43Pour autant ménardiens et éternels auront, enfin, une pratique commune, un lieu scriptuaire de rencontre, car l’autooptobiobibliographie peut se pratiquer aussi bien sub specie bibliothecae que sub specie menardis ; du côté des ménardiens, on parle d’autooptobiobibliofiction, tandis que les bibliothécains emploient plutôt le terme autooptobiobibliographie ; la pratique n’a pas la même saveur dans les deux dimensions – un peu transgressive, provocante diront ceux qui n’ont rien compris, elle enrichit et créé des vies en Ménardie, tandis qu’elle réintroduit un peu de ce qui nous manque tant dans l’éternité : du mouvement, un peu de jeu, de la syncope, du swing vous dis-je.
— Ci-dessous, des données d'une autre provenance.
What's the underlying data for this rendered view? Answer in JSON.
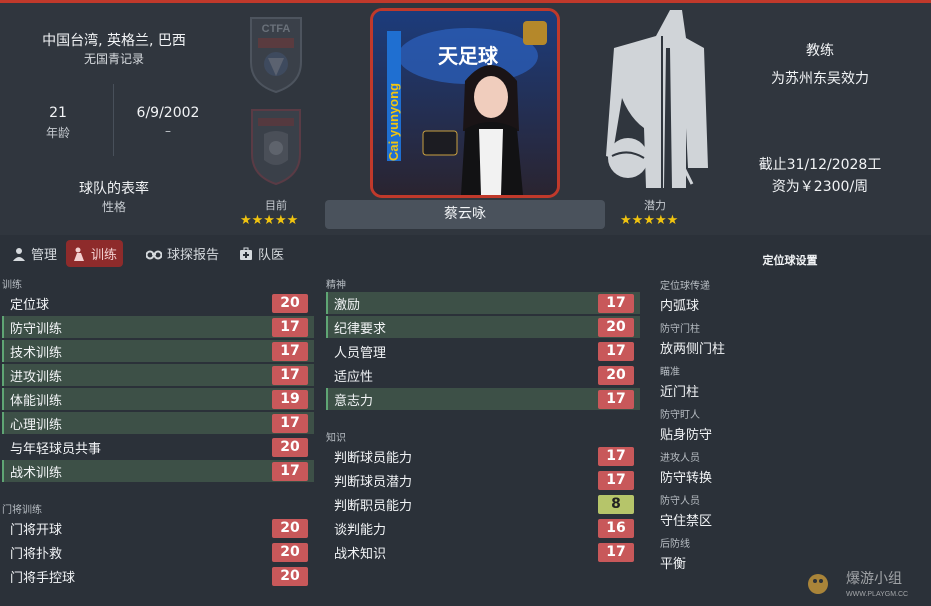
{
  "profile": {
    "nationality": "中国台湾, 英格兰, 巴西",
    "youth_record": "无国青记录",
    "age_value": "21",
    "age_label": "年龄",
    "birth_value": "6/9/2002",
    "birth_label": "–",
    "team_rating": "球队的表率",
    "personality": "性格",
    "current_label": "目前",
    "potential_label": "潜力",
    "current_stars": "★★★★★",
    "potential_stars": "★★★★★",
    "name": "蔡云咏",
    "role": "教练",
    "club": "为苏州东吴效力",
    "contract_line1": "截止31/12/2028工",
    "contract_line2": "资为￥2300/周"
  },
  "photo": {
    "banner_text": "Cai yunyong",
    "logo_text": "天足球"
  },
  "tabs": [
    {
      "label": "管理",
      "icon": "manage-icon"
    },
    {
      "label": "训练",
      "icon": "training-icon"
    },
    {
      "label": "球探报告",
      "icon": "binoculars-icon"
    },
    {
      "label": "队医",
      "icon": "medical-icon"
    }
  ],
  "training": {
    "title": "训练",
    "rows": [
      {
        "label": "定位球",
        "value": "20"
      },
      {
        "label": "防守训练",
        "value": "17"
      },
      {
        "label": "技术训练",
        "value": "17"
      },
      {
        "label": "进攻训练",
        "value": "17"
      },
      {
        "label": "体能训练",
        "value": "19"
      },
      {
        "label": "心理训练",
        "value": "17"
      },
      {
        "label": "与年轻球员共事",
        "value": "20"
      },
      {
        "label": "战术训练",
        "value": "17"
      }
    ]
  },
  "goalkeeping": {
    "title": "门将训练",
    "rows": [
      {
        "label": "门将开球",
        "value": "20"
      },
      {
        "label": "门将扑救",
        "value": "20"
      },
      {
        "label": "门将手控球",
        "value": "20"
      }
    ]
  },
  "mental": {
    "title": "精神",
    "rows": [
      {
        "label": "激励",
        "value": "17"
      },
      {
        "label": "纪律要求",
        "value": "20"
      },
      {
        "label": "人员管理",
        "value": "17"
      },
      {
        "label": "适应性",
        "value": "20"
      },
      {
        "label": "意志力",
        "value": "17"
      }
    ]
  },
  "knowledge": {
    "title": "知识",
    "rows": [
      {
        "label": "判断球员能力",
        "value": "17"
      },
      {
        "label": "判断球员潜力",
        "value": "17"
      },
      {
        "label": "判断职员能力",
        "value": "8"
      },
      {
        "label": "谈判能力",
        "value": "16"
      },
      {
        "label": "战术知识",
        "value": "17"
      }
    ]
  },
  "set_pieces": {
    "title": "定位球设置",
    "items": [
      {
        "label": "定位球传递",
        "value": "内弧球"
      },
      {
        "label": "防守门柱",
        "value": "放两侧门柱"
      },
      {
        "label": "瞄准",
        "value": "近门柱"
      },
      {
        "label": "防守盯人",
        "value": "贴身防守"
      },
      {
        "label": "进攻人员",
        "value": "防守转换"
      },
      {
        "label": "防守人员",
        "value": "守住禁区"
      },
      {
        "label": "后防线",
        "value": "平衡"
      }
    ]
  },
  "watermark": {
    "text": "爆游小组",
    "url": "WWW.PLAYGM.CC"
  },
  "colors": {
    "accent": "#c0392b",
    "value_red": "#c8585a",
    "value_yellow": "#b6c56a",
    "highlight_row": "#3d5047",
    "star": "#f1c40f"
  }
}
44De plus en plus dans les bibliothèques – je parle des bibliothèques ménardiennes, mais le problème se pose aussi là où je suis – on observe de lascifs chercheurs en littérature qui au lieu de consulter les très sérieux catalogues mis à leur disposition, gaspillent leur temps et leurs émoluments à consulter leur page dite « personnelle », appelée aussi « profil », sur quelque réseau social. Ceux-là sont des visionnaires et leur juste aspiration à se (re)trouver sera bientôt compatible avec la consultation des catalogues et autres fichiers. Dans les années qui viennent, il deviendra impossible de consulter le catalogue des bibliothèque de Babel et de Ménardie, si l’on n’a pas, greffée sous le doigt qui portait jadis, quand on écrivait avec ses mains, cette petite protubérance nommée la bosse de l’écrivain, une micropuce où l’on aura stocké son autooptobiobibliographie (ou -fiction) du moment. On passera le doigt sur l’écran et tout de suite apparaîtra notre catalogue auctorial où seront répertoriées nos préférences auctoriales. On sera mis en relation avec tous ceux qui partageront tout ou partie de nos préférences, et bien des couples se formeront ainsi. Il y aura surtout ces instants rares mais espérés où un ménardien verra clignoter sur sa page le voyant vert de l’éternité : il comprendra alors que son optoautocatalogue coïncide avec celui d’un immortel et dans le sas qui va de chaque bibliothèque à la Bibliothèque, ils se rencontreront enfin. Parfois, on se rencontrera soi-même, en sa variante éternelle, parfois un autre fort connu ou inconnu, mais la chose sera toujours émouvante. Et dans le sas que je dis, on dansera un peu, pour fêter ces heureuses coïncidences.

45La naissance d’un nouveau genre littéraire et d’une nouvelle technique bibliométriques me semblent constituer de bonnes nouvelles que je suis fière d’annoncer à la communauté scientifique à laquelle j’appartiens en Ménardie. Et j’ai même une autre et réjouissante nouvelle qui concerne les quelques lignes que l’on vient peut-être de lire. Cet article confus, prétentieux autant que fumeux, provocant mais pourtant sans audace, je n’en suis pas l’auteur.e, si je ne préfère pas. Mais ce remarquable article, spéculatif autant que spirituel, riche sans être indigeste, d’une portée inestimable pour l’humanité et au-delà, vous en êtes l’auteur.e. Si vous voulez. Et moi aussi d’ailleurs.